Remove Letters is a static page running an open-source engine in your browser, so a typical corporate firewall does not get in the way as long as it allows JavaScript to load from Favtoo. For teams that need to host it themselves on an internal network, the underlying engine (standard browser APIs) is open-source and can be packaged into a private build with the same behaviour. Reach out via the Contact page if that is something you are exploring.

Is Remove Letters lossless?

Remove Letters is built to preserve quality wherever the underlying text format allows it. Operations that are mathematically lossless (e.g. structural transformations, lossless re-encoding) round-trip with no perceptible change. Operations that involve a lossy codec inevitably introduce small artefacts at the byte level, but the defaults aim at the sweet spot where output looks or sounds the same to a normal viewer or listener while still being meaningfully smaller or faster than the input.

How many times per day can I use Remove Letters?

Inputs are capped at 0 MB per file, which keeps memory usage stable across phones, tablets and older laptops. You can run Remove Letters as often as you need; every run produces a full-quality result.

Does Remove Letters support batch processing?

Remove Letters processes one input at a time by design — it keeps memory usage predictable on lower-end devices and makes results easier to verify.
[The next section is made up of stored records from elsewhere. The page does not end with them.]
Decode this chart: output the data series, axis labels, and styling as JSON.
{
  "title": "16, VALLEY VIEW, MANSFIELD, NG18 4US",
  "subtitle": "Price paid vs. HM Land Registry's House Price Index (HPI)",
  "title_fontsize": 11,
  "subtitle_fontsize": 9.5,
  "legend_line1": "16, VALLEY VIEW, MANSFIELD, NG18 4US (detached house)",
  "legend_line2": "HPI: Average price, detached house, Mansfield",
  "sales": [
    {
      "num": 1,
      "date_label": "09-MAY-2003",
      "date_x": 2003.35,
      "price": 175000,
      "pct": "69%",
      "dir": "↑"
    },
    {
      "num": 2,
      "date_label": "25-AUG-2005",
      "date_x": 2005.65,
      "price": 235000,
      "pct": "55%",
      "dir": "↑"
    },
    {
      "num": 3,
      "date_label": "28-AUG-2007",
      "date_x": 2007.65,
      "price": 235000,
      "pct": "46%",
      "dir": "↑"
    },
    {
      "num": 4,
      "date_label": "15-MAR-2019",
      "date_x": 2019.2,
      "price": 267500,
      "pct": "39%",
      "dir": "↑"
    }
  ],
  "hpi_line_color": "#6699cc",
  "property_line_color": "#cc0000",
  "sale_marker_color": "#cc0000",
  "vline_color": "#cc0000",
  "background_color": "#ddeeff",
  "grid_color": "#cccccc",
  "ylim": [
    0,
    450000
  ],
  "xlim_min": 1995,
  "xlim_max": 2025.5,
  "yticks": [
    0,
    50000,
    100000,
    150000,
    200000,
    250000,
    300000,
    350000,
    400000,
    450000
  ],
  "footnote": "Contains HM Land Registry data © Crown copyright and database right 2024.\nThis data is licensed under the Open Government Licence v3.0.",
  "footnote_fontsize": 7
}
To handle a folder, run the tool once per file; the page stays loaded between runs and remembers your last-used settings, so the second run is essentially instant.

Does Remove Letters ask for any browser permissions?

Remove Letters only needs the standard web platform — file picker access for the inputs you choose to load, and optionally clipboard access if you copy the result rather than downloading it. There is no microphone, camera, geolocation or background-permission request, because none of those are needed for the work the tool does.

Does Remove Letters work with screen readers?

Remove Letters uses native HTML controls wherever possible, which means keyboard navigation, focus rings, and screen-reader labels work the way the platform expects. The drop zone accepts files via the keyboard-accessible file picker as well as drag-and-drop, and result downloads use standard browser download flows. If you spot an accessibility gap, Favtoo treats it as a bug worth fixing.